Decisão do STF é vista como equivocada e prejudicial à legitimidade da Corte

A recente decisão do Supremo Tribunal Federal (STF) de suspender a Comissão Parlamentar de Inquérito (CPMI) do INSS gerou críticas e é considerada por especialistas como um fator de agravamento na crise de legitimidade que a Corte enfrenta. Gustavo Sampaio, professor de Direito Constitucional da Universidade Federal Fluminense, avalia que a decisão foi equivocada e impõe limites excessivos ao poder investigativo do Parlamento.

“Eu acredito que a decisão do Supremo Tribunal Federal não foi boa, foi uma decisão equivocada e ela traz consigo ainda mais carga de crise de legitimidade à Suprema Corte da República”, afirmou Sampaio em entrevista ao WW.

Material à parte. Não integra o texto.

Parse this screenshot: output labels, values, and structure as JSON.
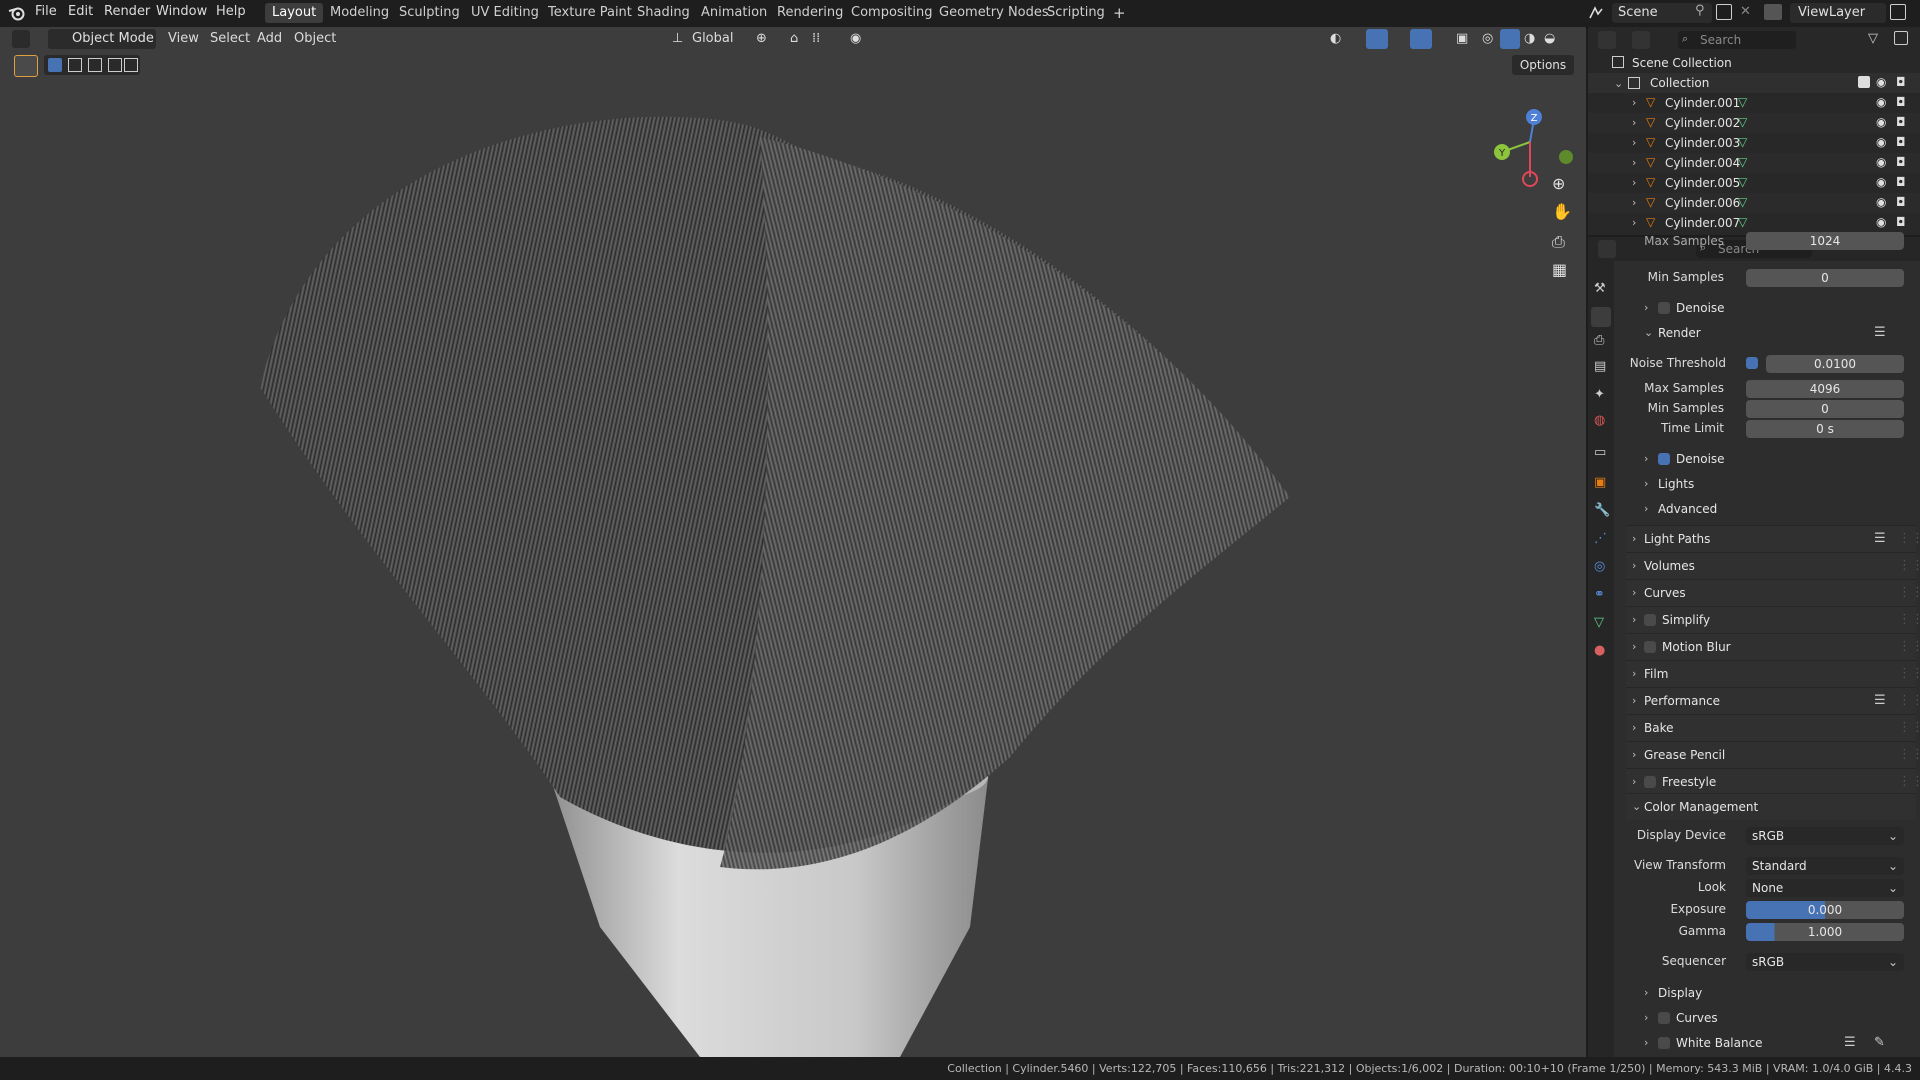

Controle de atos, não impedimento de investigações

O professor defende que, mesmo diante de possíveis excessos cometidos por parlamentares em comissões de inquérito, como vazamentos de informações apontados pelo ministro Gilmar Mendes, tais fatos não justificam o impedimento do funcionamento de uma CPMI. Segundo Sampaio, atos que excedam os limites do comportamento parlamentar devem ser controlados individualmente, e não através da paralisação de toda a comissão.

“Esses atos que forem atos excessivos, atos excedentes aos limites do comportamento parlamentar, que esses atos sejam controlados, não que se impeça o funcionamento de uma comissão parlamentar de inquérito”, argumentou.

Poderes constitucionais das Comissões Parlamentares de Inquérito

Sampaio ressaltou que a Constituição Federal confere às CPIs poderes de investigação equiparados aos das autoridades judiciais. Apesar de serem órgãos de natureza política, isso não diminui sua legitimidade constitucional para investigar fatos determinados em prazos específicos.

“Quanto mais investigação houver nestes grandes casos, melhor para a nação. Se a Polícia Federal leva adiante as suas investigações, nada deve obstar que o Parlamento também faça as suas nas suas comissões parlamentares de inquérito”, defendeu o professor, enfatizando a importância da pluralidade de investigações para a transparência pública.

Controle do STF deve respeitar limites constitucionais

Na visão de Sampaio, embora o STF tenha o papel constitucional de controlar a legalidade e constitucionalidade dos atos dos demais poderes, esse controle não deve se sobrepor ao direito do Parlamento de investigar fatos que estejam dentro dos limites constitucionais, como ele considera ser o caso da CPMI do INSS.